The findings are to be published in the journal BMC Cancer.

Lead author Dr. Gloria Coronado, epidemiologist and senior investigator with the Kaiser Permanente Center for Health Research, says:

“We are very happy that so many of the patients who received the screening kits in the mail actually completed the tests and mailed them back.”

The study involved 869 patients registered with three community health clinics in metropolitan areas in Portland, Oregon. Most of the patients in the health clinics were Latinos living below the poverty line and around half of them had no health insurance.

According to the US Centers for Disease Control and Prevention, colorectal cancer is the second leading cause of cancer deaths among Americans, yet one third of adults do not undergo proper screening.

Dr.

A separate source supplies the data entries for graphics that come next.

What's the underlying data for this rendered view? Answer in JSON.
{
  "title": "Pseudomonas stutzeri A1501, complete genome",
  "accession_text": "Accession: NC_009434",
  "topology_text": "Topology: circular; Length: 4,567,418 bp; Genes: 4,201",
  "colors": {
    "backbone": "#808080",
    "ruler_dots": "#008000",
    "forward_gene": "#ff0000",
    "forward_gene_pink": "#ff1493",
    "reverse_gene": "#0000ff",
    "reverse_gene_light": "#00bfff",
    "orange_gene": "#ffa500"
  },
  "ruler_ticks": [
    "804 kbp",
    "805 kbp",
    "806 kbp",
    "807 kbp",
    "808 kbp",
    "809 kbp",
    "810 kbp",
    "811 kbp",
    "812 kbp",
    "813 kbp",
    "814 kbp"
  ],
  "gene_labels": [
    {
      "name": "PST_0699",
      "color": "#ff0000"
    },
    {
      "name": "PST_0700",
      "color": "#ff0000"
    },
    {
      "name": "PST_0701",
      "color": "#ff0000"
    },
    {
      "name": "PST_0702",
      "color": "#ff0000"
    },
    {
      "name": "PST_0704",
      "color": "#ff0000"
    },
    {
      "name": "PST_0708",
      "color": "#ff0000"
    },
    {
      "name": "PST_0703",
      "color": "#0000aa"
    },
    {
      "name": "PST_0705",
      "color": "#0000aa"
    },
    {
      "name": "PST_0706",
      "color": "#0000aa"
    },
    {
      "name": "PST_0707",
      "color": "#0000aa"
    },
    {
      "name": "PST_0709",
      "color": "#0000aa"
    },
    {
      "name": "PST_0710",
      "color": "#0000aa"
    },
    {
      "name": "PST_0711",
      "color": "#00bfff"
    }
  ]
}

Coronado explains that “colon cancer screening rates are low among the general population, but even lower among minorities and those without health insurance.” She adds that this pilot is part of a “larger STOP Colon Cancer study, which aims to increase screening among thousands more patients who receive their care from community health clinics.”

For the study, Dr. Coronado and her colleagues arranged for an introductory letter – in English and Spanish – explaining the home test kit and colorectal cancer screening, to be mailed to 112 patients with one of the clinics. This letter was followed 2 weeks later with a mailed stool test kit.

If the tests weren’t returned within 3 weeks, the patients received reminder postcards.

For the second clinic, 101 patients received the same mailings over the same timescale: the letter, then the test kit and then the reminder postcard. Except, in this case, if test kits weren’t returned within a month, the patients also got a reminder phone call.

With the third clinic, the researchers enlisted 656 patients as controls. These did not receive a stool test kit by mail, but they had the option of having a screening test as part of routine visits to the clinic.

When they reviewed the results, the researchers found that only 1% of the controls had completed a stool test, compared with 39% of the patients who received tests in the mail, and 37% who were also reminded by phone.

Co-author Dr. Tanya Kapka, a family physician at the Virginia Garcia Memorial Health Center, that operated the three clinics in the study, says:

Many patients don’t understand that a simple stool test called FIT, or fecal immunochemical test, can save their lives.”

“The FIT test can be done at home,” she adds, “it only takes a few minutes, and, if conducted annually, is effective for determining which patients are most likely to have colon cancer.”

The NIH is funding an extension of the pilot to cover 26 federally qualified health centers in Oregon and California.

Meanwhile, Medical News Today, recently learned how researchers at MIT have brought closer the day when we have a cheap urine test for cancer. Their experimental version uses injected nanoparticles to find diseased tissue, upon which they release a cascade of biomarkers that can be detected in urine samples, rather like a home pregnancy test.